Taxe, surtaxe, abattement, exonération... pas simple de retrouver son chemin dans les dédales de la fiscalité sur les plus-values immobilières.

En immobilier, revendre un bien plus cher qu’on ne l’a acheté, c’est une bonne affaire, un bon coup. En langage fiscal, ça s’appelle une plus-value immobilière, un gain imposable qui risque d’intéresser fortement votre percepteur.

Toutefois, la loi prévoit plusieurs cas d’exonération, à commencer par la résidence principale. La plus-value réalisée sur sa vente n’est pas soumise à l’impôt. Pas de taxe non plus sur les plus-values réalisées, par exemple, par des locataires qui vendent un bien locatif pour financer l’achat ou la construction de leur première résidence principale. Les personnes âgées ou handicapées qui vendent leur logement pour vivre en maison de retraite ou en établissements spécialisés peuvent aussi être exonérées d’impôt sur les plus-values. Au final, bon nombre de plus-values immobilières échappent à l’impôt.

Tous ceux que le fisc ne considère pas comme une habitation principale. Il peut donc s’agir d’une résidence secondaire, d’un logement locatif ou encore d’un bien reçu en héritage ou en donation.

C’est le notaire chargé de la vente qui va calculer la plus-value pour l’administration fiscale. Elle est égale à la différence entre le prix de vente net (moins la valeur du mobilier, frais de vente…) et le prix d’acquisition corrigé (+ frais d’acquisition à 7,5 % du prix d’achat et/ou majoration pour travaux). Sur cette plus-value brute peuvent s’appliquer éventuellement des abattements pour durée de détention, voire une surtaxe.
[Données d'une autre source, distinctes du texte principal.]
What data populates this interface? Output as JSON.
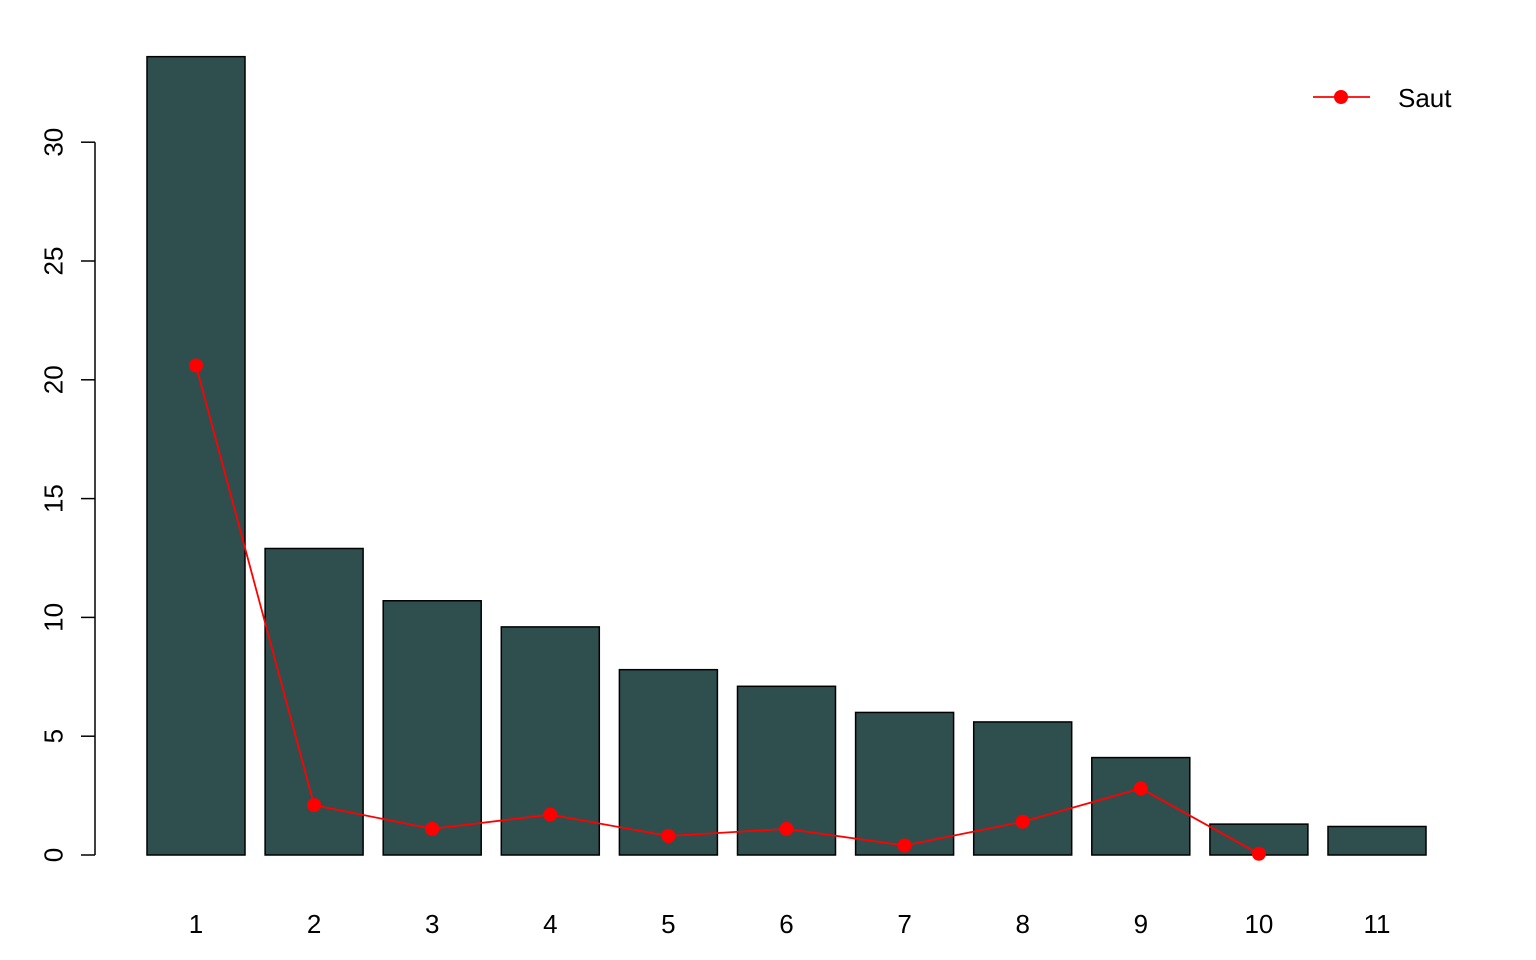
{
  "chart_data": {
    "type": "bar",
    "title": "",
    "xlabel": "",
    "ylabel": "",
    "categories": [
      "1",
      "2",
      "3",
      "4",
      "5",
      "6",
      "7",
      "8",
      "9",
      "10",
      "11"
    ],
    "series": [
      {
        "type": "bar",
        "values": [
          33.6,
          12.9,
          10.7,
          9.6,
          7.8,
          7.1,
          6.0,
          5.6,
          4.1,
          1.3,
          1.2
        ],
        "color": "#2F4F4F"
      },
      {
        "name": "Saut",
        "type": "line",
        "values": [
          20.6,
          2.1,
          1.1,
          1.7,
          0.8,
          1.1,
          0.4,
          1.4,
          2.8,
          0.05,
          null
        ],
        "color": "#FF0000"
      }
    ],
    "ylim": [
      0,
      33.6
    ],
    "yticks": [
      0,
      5,
      10,
      15,
      20,
      25,
      30
    ],
    "legend": {
      "position": "top-right",
      "entries": [
        "Saut"
      ]
    },
    "grid": false
  }
}
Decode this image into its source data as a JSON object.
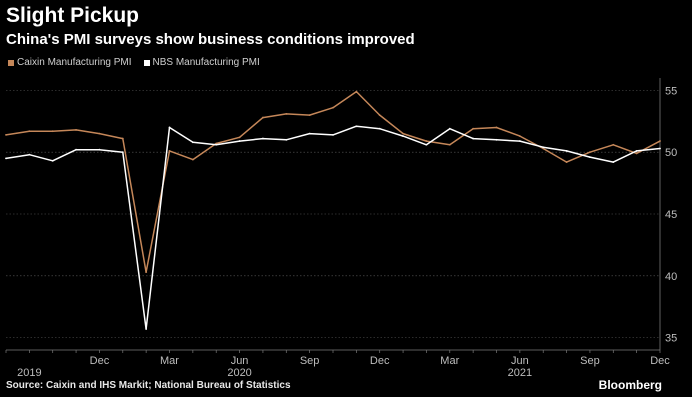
{
  "header": {
    "title": "Slight Pickup",
    "subtitle": "China's PMI surveys show business conditions improved"
  },
  "footer": {
    "source": "Source: Caixin and IHS Markit; National Bureau of Statistics",
    "brand": "Bloomberg"
  },
  "colors": {
    "caixin": "#c58759",
    "nbs": "#ffffff",
    "grid": "#5a5a5a"
  },
  "chart_data": {
    "type": "line",
    "title": "Slight Pickup",
    "subtitle": "China's PMI surveys show business conditions improved",
    "xlabel": "",
    "ylabel": "",
    "x": [
      "2019-08",
      "2019-09",
      "2019-10",
      "2019-11",
      "2019-12",
      "2020-01",
      "2020-02",
      "2020-03",
      "2020-04",
      "2020-05",
      "2020-06",
      "2020-07",
      "2020-08",
      "2020-09",
      "2020-10",
      "2020-11",
      "2020-12",
      "2021-01",
      "2021-02",
      "2021-03",
      "2021-04",
      "2021-05",
      "2021-06",
      "2021-07",
      "2021-08",
      "2021-09",
      "2021-10",
      "2021-11",
      "2021-12"
    ],
    "ylim": [
      34,
      56
    ],
    "yticks": [
      35,
      40,
      45,
      50,
      55
    ],
    "grid": true,
    "legend_position": "top-left",
    "x_tick_labels": [
      {
        "x": "2019-12",
        "label": "Dec"
      },
      {
        "x": "2020-03",
        "label": "Mar"
      },
      {
        "x": "2020-06",
        "label": "Jun"
      },
      {
        "x": "2020-09",
        "label": "Sep"
      },
      {
        "x": "2020-12",
        "label": "Dec"
      },
      {
        "x": "2021-03",
        "label": "Mar"
      },
      {
        "x": "2021-06",
        "label": "Jun"
      },
      {
        "x": "2021-09",
        "label": "Sep"
      },
      {
        "x": "2021-12",
        "label": "Dec"
      }
    ],
    "year_labels": [
      {
        "x": "2019-09",
        "label": "2019"
      },
      {
        "x": "2020-06",
        "label": "2020"
      },
      {
        "x": "2021-06",
        "label": "2021"
      }
    ],
    "series": [
      {
        "name": "Caixin Manufacturing PMI",
        "color": "#c58759",
        "values": [
          51.4,
          51.7,
          51.7,
          51.8,
          51.5,
          51.1,
          40.3,
          50.1,
          49.4,
          50.7,
          51.2,
          52.8,
          53.1,
          53.0,
          53.6,
          54.9,
          53.0,
          51.5,
          50.9,
          50.6,
          51.9,
          52.0,
          51.3,
          50.3,
          49.2,
          50.0,
          50.6,
          49.9,
          50.9
        ]
      },
      {
        "name": "NBS Manufacturing PMI",
        "color": "#ffffff",
        "values": [
          49.5,
          49.8,
          49.3,
          50.2,
          50.2,
          50.0,
          35.7,
          52.0,
          50.8,
          50.6,
          50.9,
          51.1,
          51.0,
          51.5,
          51.4,
          52.1,
          51.9,
          51.3,
          50.6,
          51.9,
          51.1,
          51.0,
          50.9,
          50.4,
          50.1,
          49.6,
          49.2,
          50.1,
          50.3
        ]
      }
    ]
  }
}
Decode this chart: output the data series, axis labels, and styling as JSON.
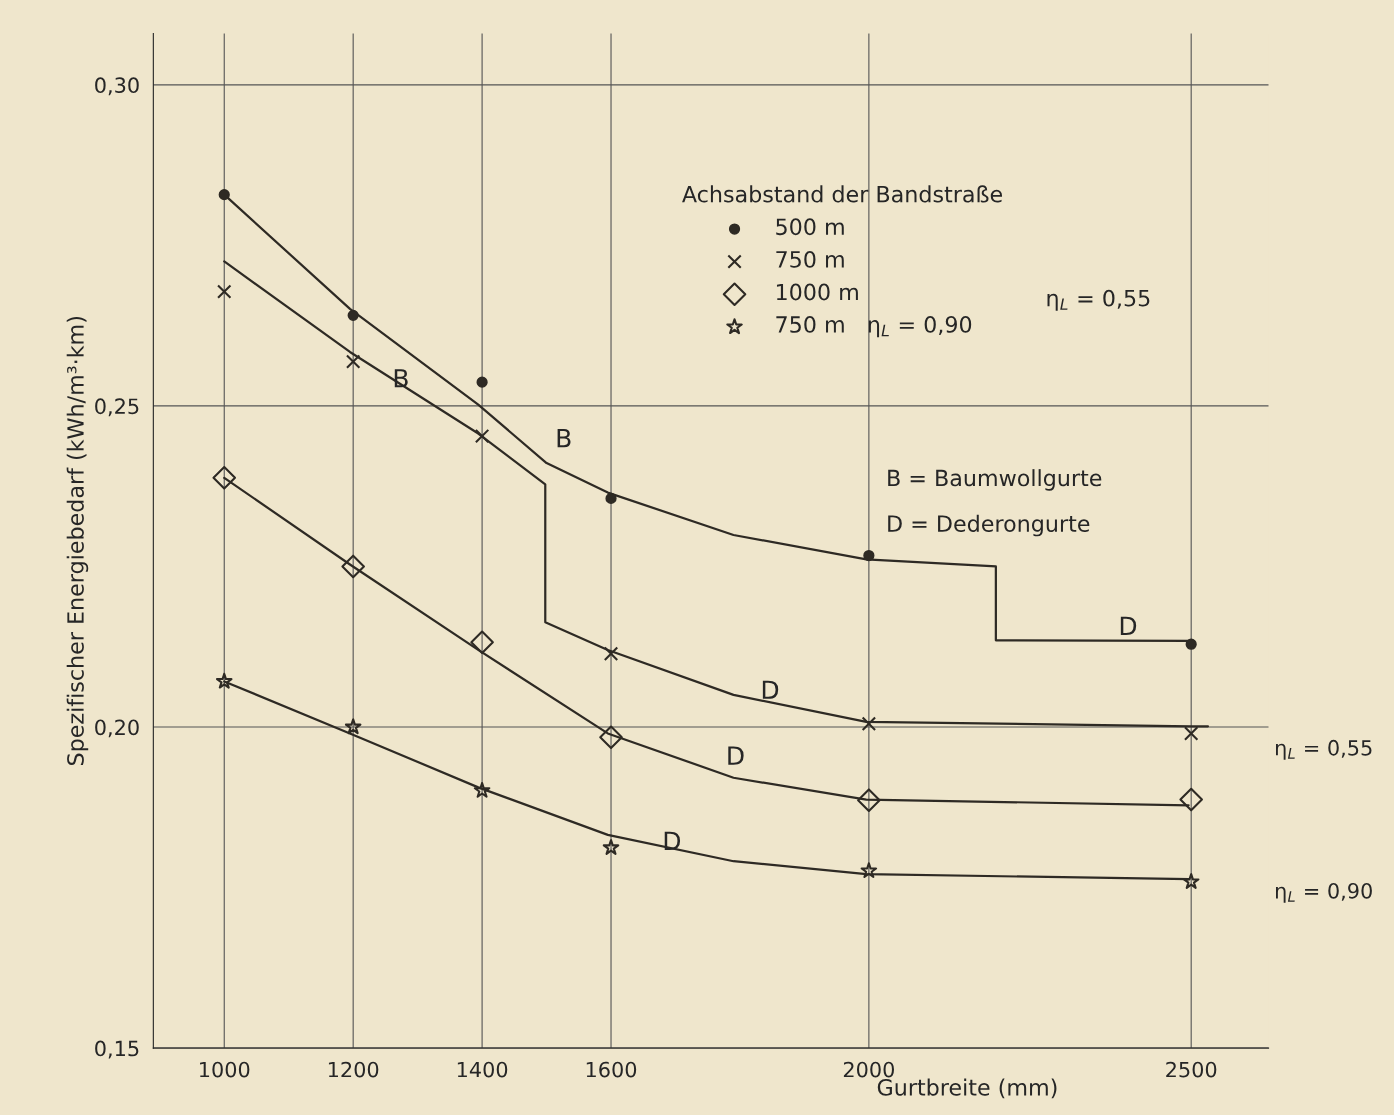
{
  "chart_data": {
    "type": "scatter",
    "xlabel": "Gurtbreite (mm)",
    "ylabel": "Spezifischer Energiebedarf (kWh/m³·km)",
    "legend_title": "Achsabstand der Bandstraße",
    "legend": "top right",
    "grid": true,
    "xlim": [
      890,
      2620
    ],
    "ylim": [
      0.15,
      0.308
    ],
    "xticks": [
      1000,
      1200,
      1400,
      1600,
      2000,
      2500
    ],
    "yticks": [
      {
        "value": 0.15,
        "label": "0,15"
      },
      {
        "value": 0.2,
        "label": "0,20"
      },
      {
        "value": 0.25,
        "label": "0,25"
      },
      {
        "value": 0.3,
        "label": "0,30"
      }
    ],
    "series": [
      {
        "name": "500 m",
        "color": "#2e2a24",
        "marker": "circle",
        "x": [
          1000,
          1200,
          1400,
          1600,
          2000,
          2500
        ],
        "values": [
          0.2829,
          0.2641,
          0.2537,
          0.2356,
          0.2267,
          0.2129
        ]
      },
      {
        "name": "750 m",
        "color": "#2e2a24",
        "marker": "cross",
        "x": [
          1000,
          1200,
          1400,
          1600,
          2000,
          2500
        ],
        "values": [
          0.2678,
          0.2569,
          0.2453,
          0.2114,
          0.2005,
          0.199
        ]
      },
      {
        "name": "1000 m",
        "color": "#2e2a24",
        "marker": "diamond",
        "x": [
          1000,
          1200,
          1400,
          1600,
          2000,
          2500
        ],
        "values": [
          0.2388,
          0.225,
          0.2132,
          0.1984,
          0.1886,
          0.1887
        ]
      },
      {
        "name": "750 m   η$_{L}$ = 0,90",
        "color": "#2e2a24",
        "marker": "star",
        "x": [
          1000,
          1200,
          1400,
          1600,
          2000,
          2500
        ],
        "values": [
          0.2071,
          0.2,
          0.1901,
          0.1812,
          0.1776,
          0.1759
        ]
      },
      {
        "type": "line",
        "color": "#2e2a24",
        "x": [
          1000,
          1195,
          1394,
          1500,
          1595,
          1790,
          1996,
          2197,
          2197,
          2496
        ],
        "values": [
          0.2829,
          0.2651,
          0.2502,
          0.2411,
          0.2365,
          0.2299,
          0.2261,
          0.225,
          0.2135,
          0.2134
        ]
      },
      {
        "type": "line",
        "color": "#2e2a24",
        "x": [
          1000,
          1195,
          1394,
          1498,
          1498,
          1595,
          1790,
          1996,
          2500,
          2526
        ],
        "values": [
          0.2725,
          0.2584,
          0.2457,
          0.2378,
          0.2163,
          0.212,
          0.205,
          0.2008,
          0.2001,
          0.2001
        ]
      },
      {
        "type": "line",
        "color": "#2e2a24",
        "x": [
          1000,
          1195,
          1394,
          1595,
          1790,
          1996,
          2496
        ],
        "values": [
          0.2388,
          0.2253,
          0.212,
          0.199,
          0.1921,
          0.1887,
          0.1878
        ]
      },
      {
        "type": "line",
        "color": "#2e2a24",
        "x": [
          1000,
          1195,
          1394,
          1595,
          1790,
          1996,
          2496
        ],
        "values": [
          0.2071,
          0.199,
          0.1906,
          0.1832,
          0.1791,
          0.1771,
          0.1763
        ]
      }
    ],
    "annotations": [
      "B",
      "B",
      "D",
      "D",
      "D",
      "D",
      "η$_{L}$ = 0,55",
      "B = Baumwollgurte",
      "D = Dederongurte",
      "η$_{L}$ = 0,55",
      "η$_{L}$ = 0,90"
    ]
  }
}
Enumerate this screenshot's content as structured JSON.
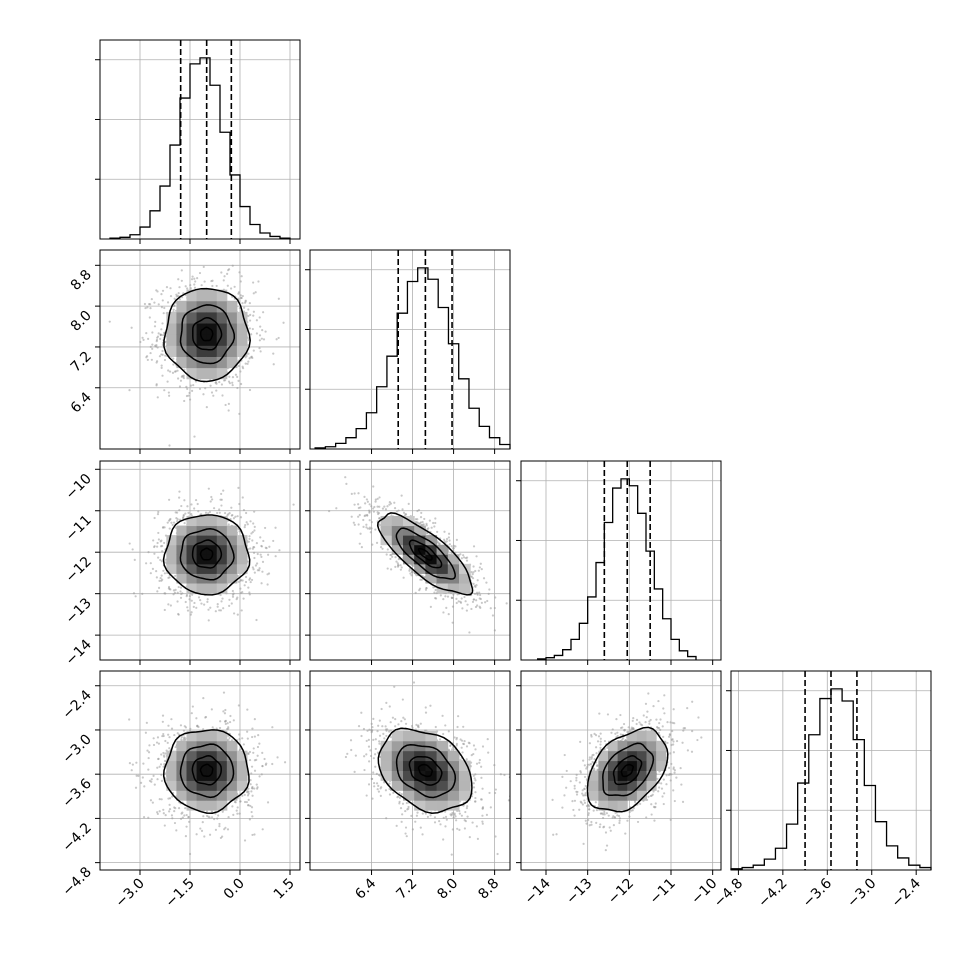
{
  "chart_data": {
    "type": "corner",
    "title": "",
    "n_params": 4,
    "grid": true,
    "quantile_lines": "dashed",
    "contour_levels": 4,
    "params": [
      {
        "label": "",
        "range": [
          -4.2,
          1.8
        ],
        "ticks": [
          -3.0,
          -1.5,
          0.0,
          1.5
        ],
        "tick_labels": [
          "−3.0",
          "−1.5",
          "0.0",
          "1.5"
        ],
        "mean": -1.0,
        "sd": 0.72,
        "quantiles": [
          -1.78,
          -1.0,
          -0.26
        ],
        "hist_bins": [
          -3.9,
          -3.6,
          -3.3,
          -3.0,
          -2.7,
          -2.4,
          -2.1,
          -1.8,
          -1.5,
          -1.2,
          -0.9,
          -0.6,
          -0.3,
          0.0,
          0.3,
          0.6,
          0.9,
          1.2,
          1.5
        ],
        "hist_counts": [
          1,
          2,
          5,
          14,
          33,
          62,
          110,
          165,
          205,
          212,
          180,
          125,
          75,
          38,
          17,
          7,
          3,
          1
        ]
      },
      {
        "label": "",
        "range": [
          5.2,
          9.1
        ],
        "ticks": [
          6.4,
          7.2,
          8.0,
          8.8
        ],
        "tick_labels": [
          "6.4",
          "7.2",
          "8.0",
          "8.8"
        ],
        "mean": 7.45,
        "sd": 0.52,
        "quantiles": [
          6.92,
          7.45,
          7.97
        ],
        "hist_bins": [
          5.3,
          5.5,
          5.7,
          5.9,
          6.1,
          6.3,
          6.5,
          6.7,
          6.9,
          7.1,
          7.3,
          7.5,
          7.7,
          7.9,
          8.1,
          8.3,
          8.5,
          8.7,
          8.9,
          9.1
        ],
        "hist_counts": [
          1,
          2,
          5,
          10,
          18,
          32,
          55,
          82,
          120,
          148,
          160,
          150,
          125,
          93,
          62,
          36,
          20,
          10,
          4
        ]
      },
      {
        "label": "",
        "range": [
          -14.6,
          -9.8
        ],
        "ticks": [
          -14,
          -13,
          -12,
          -11,
          -10
        ],
        "tick_labels": [
          "−14",
          "−13",
          "−12",
          "−11",
          "−10"
        ],
        "mean": -12.05,
        "sd": 0.55,
        "quantiles": [
          -12.6,
          -12.05,
          -11.5
        ],
        "hist_bins": [
          -14.2,
          -14.0,
          -13.8,
          -13.6,
          -13.4,
          -13.2,
          -13.0,
          -12.8,
          -12.6,
          -12.4,
          -12.2,
          -12.0,
          -11.8,
          -11.6,
          -11.4,
          -11.2,
          -11.0,
          -10.8,
          -10.6,
          -10.4
        ],
        "hist_counts": [
          1,
          2,
          4,
          9,
          18,
          32,
          55,
          85,
          120,
          150,
          158,
          152,
          128,
          95,
          62,
          36,
          18,
          8,
          3
        ]
      },
      {
        "label": "",
        "range": [
          -4.9,
          -2.2
        ],
        "ticks": [
          -4.8,
          -4.2,
          -3.6,
          -3.0,
          -2.4
        ],
        "tick_labels": [
          "−4.8",
          "−4.2",
          "−3.6",
          "−3.0",
          "−2.4"
        ],
        "mean": -3.55,
        "sd": 0.32,
        "quantiles": [
          -3.9,
          -3.55,
          -3.2
        ],
        "hist_bins": [
          -4.9,
          -4.75,
          -4.6,
          -4.45,
          -4.3,
          -4.15,
          -4.0,
          -3.85,
          -3.7,
          -3.55,
          -3.4,
          -3.25,
          -3.1,
          -2.95,
          -2.8,
          -2.65,
          -2.5,
          -2.35,
          -2.2
        ],
        "hist_counts": [
          1,
          2,
          4,
          9,
          18,
          38,
          72,
          112,
          142,
          150,
          140,
          108,
          70,
          40,
          20,
          10,
          4,
          2
        ]
      }
    ],
    "correlations": {
      "1,0": 0.0,
      "2,0": 0.0,
      "3,0": 0.0,
      "2,1": -0.78,
      "3,1": -0.3,
      "3,2": 0.4
    }
  }
}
Au final, on obtient une plus-value nette qui sera taxée à 19 % pour l’impôt sur le revenu et 15,5 % pour les prélèvements sociaux, soit 34,5 %, plus parfois une taxe. Le notaire retiendra le montant de l’impôt sur le prix de vente dû au propriétaire.

Les propriétaires qui réaliseraient une grosse plus-value sur la vente d’un bien ne doivent pas se réjouir trop vite ! L’État n’oubliera pas de prendre sa part en appliquant une surtaxe aux plus-values excédant 50 000 €. Son taux est compris entre 2 et 6 % selon un barème progressif complexe. Toutefois, cette surtaxe ne concerne pas les ventes de terrains à bâtir.

Aucune décote pour les propriétaires qui vendent moins de cinq ans après l’acquisition. L’abattement ne démarre qu’à partir de la 6e année : 6 % chaque année jusqu’à la 21e année et 4 % au terme de la 22e année. Les vendeurs peuvent bénéficier d’un abattement exceptionnel supplémentaire de 25 % sur la plus-value nette de cession (après application les abattements pour durée de détention). À condition toutefois de vendre avant le 31 août prochain et en dehors du cadre familial (conjoint, partenaire de pacs, concubin, enfants…)

L’exonération totale existe à condition d’être très patient. Depuis 2012, la durée d’exonération pour délai de détention a été modifiée plusieurs fois. De quinze ans, cette dernière était passée à trente ans avant d’être de nouveau réduit pour « fluidifier » le marché immobilier. Pour faire simple, retenez que l’exonération fiscale sur les plus-values immobilières s’obtient après vingt-deux ans de détention (trente ans pour les terrains à bâtir) depuis le 1er septembre 2013. Pour les prélèvements sociaux (15,5 %) en revanche, pas de coup de rabot providentiel. Le délai d’exonération sur les plus-values reste fixé à trente ans.

Le régime de taxation des plus-values immobilières a subi de nombreuses modifications au cours de ces dernières années. Difficile pour le propriétaire profane d’y voir clair dans ce mille-feuille fiscal. Heureusement, Internet fournit des outils pour estimer au plus juste le montant de sa plus-value immobilière comme la calculette gratuite de la Chambre des Notaires de Paris Ile-de-France (notaires.paris-idf.fr). Quelques minutes suffisent.